Co-investment is a strategy in which several investors join forces to jointly finance a project or asset. This method is particularly used in sectors such as private equity, real estate or infrastructure. In addition to collaborations initiated by a main investor, often a fund or a management company, there are Club Deals. The latter are made up of freelancers or companies that do not specialize in fund management, offering a more flexible and autonomous approach.

How co-investment works

A lead investor identifies an opportunity and offers other partners the opportunity to participate. The latter, sometimes called “co-investors”, provide additional capital, thus making it possible to raise the funds necessary to finance the project.

In the context of this type of investment, it is common to use a SPV (Special Purpose Vehicle), a company created specifically to structure the operation. Investors do not become direct owners of the underlying asset, but they own shares in this intermediary company. This structure facilitates asset management, the distribution of rights between participants and ensures greater transparency.

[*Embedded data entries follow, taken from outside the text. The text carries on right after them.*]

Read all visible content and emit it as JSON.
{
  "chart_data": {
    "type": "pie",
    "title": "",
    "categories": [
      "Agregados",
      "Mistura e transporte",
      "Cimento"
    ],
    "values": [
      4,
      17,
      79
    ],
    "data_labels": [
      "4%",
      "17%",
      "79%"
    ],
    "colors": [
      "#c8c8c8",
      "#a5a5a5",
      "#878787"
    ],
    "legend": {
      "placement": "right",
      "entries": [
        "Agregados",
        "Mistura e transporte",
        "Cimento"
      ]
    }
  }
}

These associations often take place in parallel with a main fund, but offer participants specific conditions, such as reduced fees or direct involvement in the project.

Benefits of co-investing

  • Access to exclusive opportunities: Participants can invest in projects or assets that are usually reserved for large institutional investors.
  • Cost reduction: Compared to a traditional investment via a fund, management fees are often lower, as they do not go through intermediaries.
  • Risk sharing: The participants spread the financial risks associated with the project.
  • Diversification: This approach makes it possible to extend investments to several projects or assets, thus reducing exposure to a single one.
  • Structural simplicity thanks to SPVs: The creation of an SPV allows centralized asset management and a clear distribution of rights and responsibilities.

Application example

As part of a real estate acquisition, a management company identifies a high-value building and invites its partners to join the operation. An SPV is created to structure the investment. Each participant owns a share in this company, which owns the building. The income generated by renting or reselling is then redistributed to investors in proportion to their holdings.

Whether it is a project led by a main investor or a Club Deal, this strategy offers participants an opportunity to optimize their resources while benefiting from strategic alignment with other investors. By combining capital and expertise, it maximizes the chances of success.